Sivatoshella

Scientific classification
- Domain: Eukaryota
- Clade: Sar
- Superphylum: Alveolata
- Phylum: Apicomplexa
- Class: Conoidasida
- Order: Eucoccidiorida
- Family: Eimeriidae
- Genus: Sivatoshella Ray & Sarker, 1968
- Species: S. lonchurae
- Binomial name: Sivatoshella lonchurae Ray & Sarker, 1968

= Sivatoshella =

- Genus: Sivatoshella
- Species: lonchurae
- Authority: Ray & Sarker, 1968
- Parent authority: Ray & Sarker, 1968

Genus of single-celled organisms

Sivatoshella is a genus of parasitic alveolates in the phylum Apicomplexa.

==History==

This species and genus was described in 1968 by Ray and Sarak.

==Taxonomy==

There is currently only one species recognised in this genus - Sivatoshella lonchurae.

==Life cycle==

Little is known about this species and genus. Transmission is presumably by the orofaecal route.

This species is found in the duodenum and small intestine of both the Indian silverbill (Lonchura malabarica) and the scaly breasted munia (Lonchura punctulata).

The sporulation time has been estimated to be 24–48 hours at 31 degrees Celsius.

To date it has only been described in Calcutta, West Bengal in India.

==Description==

The oocysts are spherical with diameter of 36–38 μm (mean 37.5). The wall is thick and 4 layered. The outermost layer is thin, transparent and colourless. The next layer inwards is slightly broader and light green in colour. Moving inwards again the 3rd layer is thinner and light yellow in colour. The innermost layer is a dark black colour. Neither a residuum or micropyle is present in the oocyst.

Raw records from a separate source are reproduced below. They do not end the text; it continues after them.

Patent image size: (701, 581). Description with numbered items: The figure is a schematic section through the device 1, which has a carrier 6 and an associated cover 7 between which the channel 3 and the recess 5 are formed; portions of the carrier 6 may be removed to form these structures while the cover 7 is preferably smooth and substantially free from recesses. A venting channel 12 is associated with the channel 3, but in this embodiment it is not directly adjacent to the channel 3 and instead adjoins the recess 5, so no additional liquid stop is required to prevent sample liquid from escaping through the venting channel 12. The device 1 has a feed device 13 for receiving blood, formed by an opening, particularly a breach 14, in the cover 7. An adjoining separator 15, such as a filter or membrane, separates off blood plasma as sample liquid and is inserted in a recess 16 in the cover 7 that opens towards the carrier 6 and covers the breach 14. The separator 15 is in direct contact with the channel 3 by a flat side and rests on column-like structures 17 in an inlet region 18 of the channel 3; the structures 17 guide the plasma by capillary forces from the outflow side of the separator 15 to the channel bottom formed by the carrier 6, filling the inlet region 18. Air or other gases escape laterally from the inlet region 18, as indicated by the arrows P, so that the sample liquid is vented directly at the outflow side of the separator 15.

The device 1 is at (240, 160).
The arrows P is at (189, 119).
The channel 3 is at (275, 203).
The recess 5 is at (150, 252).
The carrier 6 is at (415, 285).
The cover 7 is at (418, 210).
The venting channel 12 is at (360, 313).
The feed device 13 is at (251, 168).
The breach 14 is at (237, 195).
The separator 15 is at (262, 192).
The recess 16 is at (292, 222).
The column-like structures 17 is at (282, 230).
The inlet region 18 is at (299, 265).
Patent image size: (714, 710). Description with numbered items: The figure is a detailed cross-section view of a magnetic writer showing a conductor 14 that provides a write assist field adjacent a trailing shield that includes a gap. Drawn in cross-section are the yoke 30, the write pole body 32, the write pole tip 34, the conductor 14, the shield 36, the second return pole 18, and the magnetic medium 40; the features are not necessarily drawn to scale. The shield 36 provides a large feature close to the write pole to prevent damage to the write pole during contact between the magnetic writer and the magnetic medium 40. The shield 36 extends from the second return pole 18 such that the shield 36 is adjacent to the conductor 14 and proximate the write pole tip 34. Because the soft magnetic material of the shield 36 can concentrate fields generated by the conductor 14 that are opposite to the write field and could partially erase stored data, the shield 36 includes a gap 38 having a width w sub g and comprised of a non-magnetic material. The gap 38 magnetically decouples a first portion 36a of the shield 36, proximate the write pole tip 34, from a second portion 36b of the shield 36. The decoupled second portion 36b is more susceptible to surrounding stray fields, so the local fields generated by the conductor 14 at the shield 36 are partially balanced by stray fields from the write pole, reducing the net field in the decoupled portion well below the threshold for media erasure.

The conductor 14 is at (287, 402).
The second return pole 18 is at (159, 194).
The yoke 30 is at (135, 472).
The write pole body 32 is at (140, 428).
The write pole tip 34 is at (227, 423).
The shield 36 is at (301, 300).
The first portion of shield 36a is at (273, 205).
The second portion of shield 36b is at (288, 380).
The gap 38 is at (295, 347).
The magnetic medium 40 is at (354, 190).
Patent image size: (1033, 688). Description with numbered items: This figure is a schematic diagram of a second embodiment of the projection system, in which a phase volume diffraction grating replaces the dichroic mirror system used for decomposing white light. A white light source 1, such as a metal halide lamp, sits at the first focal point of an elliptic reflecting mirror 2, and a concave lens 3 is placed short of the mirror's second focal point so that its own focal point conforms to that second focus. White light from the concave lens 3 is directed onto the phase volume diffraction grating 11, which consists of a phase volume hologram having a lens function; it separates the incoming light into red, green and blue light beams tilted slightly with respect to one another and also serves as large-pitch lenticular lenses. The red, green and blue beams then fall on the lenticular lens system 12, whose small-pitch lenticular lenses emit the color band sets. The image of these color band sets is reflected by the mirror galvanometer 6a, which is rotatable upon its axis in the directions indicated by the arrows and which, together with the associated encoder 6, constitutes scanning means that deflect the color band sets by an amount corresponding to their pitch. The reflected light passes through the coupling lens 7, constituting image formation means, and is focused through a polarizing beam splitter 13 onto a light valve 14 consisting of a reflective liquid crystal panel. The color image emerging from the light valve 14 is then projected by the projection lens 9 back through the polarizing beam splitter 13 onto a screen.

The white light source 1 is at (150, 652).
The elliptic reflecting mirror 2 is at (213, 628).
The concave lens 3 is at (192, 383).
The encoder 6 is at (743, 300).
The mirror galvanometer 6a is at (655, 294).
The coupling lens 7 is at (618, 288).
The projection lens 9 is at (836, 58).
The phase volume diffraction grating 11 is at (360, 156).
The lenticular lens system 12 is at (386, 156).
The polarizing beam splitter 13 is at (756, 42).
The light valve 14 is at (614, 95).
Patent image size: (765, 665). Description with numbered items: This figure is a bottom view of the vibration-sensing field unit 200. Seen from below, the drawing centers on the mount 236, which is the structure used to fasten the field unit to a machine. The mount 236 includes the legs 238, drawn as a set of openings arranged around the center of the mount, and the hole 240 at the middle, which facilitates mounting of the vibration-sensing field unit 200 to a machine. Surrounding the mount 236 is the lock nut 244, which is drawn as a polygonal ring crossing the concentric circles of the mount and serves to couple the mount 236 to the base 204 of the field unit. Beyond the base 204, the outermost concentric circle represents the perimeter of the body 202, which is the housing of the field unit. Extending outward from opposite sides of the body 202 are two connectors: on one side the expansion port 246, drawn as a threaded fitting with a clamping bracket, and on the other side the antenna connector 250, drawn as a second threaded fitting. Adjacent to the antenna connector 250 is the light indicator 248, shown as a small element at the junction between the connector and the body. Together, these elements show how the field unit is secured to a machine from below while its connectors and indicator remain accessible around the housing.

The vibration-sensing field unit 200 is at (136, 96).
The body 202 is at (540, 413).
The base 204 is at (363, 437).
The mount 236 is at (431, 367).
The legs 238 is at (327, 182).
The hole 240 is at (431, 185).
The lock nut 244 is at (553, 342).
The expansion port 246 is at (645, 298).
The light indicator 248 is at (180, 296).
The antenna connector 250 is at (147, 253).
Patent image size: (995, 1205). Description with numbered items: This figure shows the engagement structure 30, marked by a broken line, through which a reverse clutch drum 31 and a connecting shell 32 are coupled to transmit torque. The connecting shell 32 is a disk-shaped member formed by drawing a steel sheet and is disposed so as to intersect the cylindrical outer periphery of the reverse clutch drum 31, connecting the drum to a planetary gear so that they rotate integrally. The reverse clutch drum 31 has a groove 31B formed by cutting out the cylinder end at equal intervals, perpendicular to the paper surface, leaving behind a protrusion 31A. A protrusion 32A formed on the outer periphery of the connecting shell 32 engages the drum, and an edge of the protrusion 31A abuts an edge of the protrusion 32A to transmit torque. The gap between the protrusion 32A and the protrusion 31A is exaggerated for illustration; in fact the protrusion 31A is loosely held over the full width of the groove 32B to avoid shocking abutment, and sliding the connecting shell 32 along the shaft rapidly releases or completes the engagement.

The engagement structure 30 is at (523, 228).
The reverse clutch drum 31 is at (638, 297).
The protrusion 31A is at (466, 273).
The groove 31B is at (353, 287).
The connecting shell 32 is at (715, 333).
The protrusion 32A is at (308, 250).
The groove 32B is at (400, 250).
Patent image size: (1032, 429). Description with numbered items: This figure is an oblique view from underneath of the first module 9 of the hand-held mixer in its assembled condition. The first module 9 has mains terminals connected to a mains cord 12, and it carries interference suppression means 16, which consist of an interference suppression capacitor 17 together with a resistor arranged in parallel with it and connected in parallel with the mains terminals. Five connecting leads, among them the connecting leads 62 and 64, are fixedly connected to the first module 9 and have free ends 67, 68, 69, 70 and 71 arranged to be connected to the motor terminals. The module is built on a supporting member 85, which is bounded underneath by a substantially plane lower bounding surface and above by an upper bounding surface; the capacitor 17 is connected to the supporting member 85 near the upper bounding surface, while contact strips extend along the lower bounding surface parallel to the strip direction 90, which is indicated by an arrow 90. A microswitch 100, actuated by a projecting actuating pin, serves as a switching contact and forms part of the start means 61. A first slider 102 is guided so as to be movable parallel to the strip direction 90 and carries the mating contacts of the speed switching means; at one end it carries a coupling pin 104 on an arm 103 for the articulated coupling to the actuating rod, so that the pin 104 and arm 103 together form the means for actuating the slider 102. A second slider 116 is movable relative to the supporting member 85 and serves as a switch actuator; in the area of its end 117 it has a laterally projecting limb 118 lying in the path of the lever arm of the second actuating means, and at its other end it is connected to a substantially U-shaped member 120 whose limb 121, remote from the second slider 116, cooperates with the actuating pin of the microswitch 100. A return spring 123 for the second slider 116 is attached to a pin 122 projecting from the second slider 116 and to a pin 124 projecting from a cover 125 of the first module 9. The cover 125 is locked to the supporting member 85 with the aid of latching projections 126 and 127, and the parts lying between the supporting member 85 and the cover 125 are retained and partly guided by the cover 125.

Sporocysts are 2 broad pear-shaped bodies with a Stieda body and a prominent substeidal body at the narrow pole. In length they are 28–29 μm and in width 18 μm. A sporocyst residuum present as minute refractile globules embedded in a dark matrix.

Sporozoites are broad, comma-shaped, with one large vacuole at the broad pole and nucleus at the center of the body. Sixteen sporozoites are present in each sporocyst and these are arranged at the periphery of the residual mass.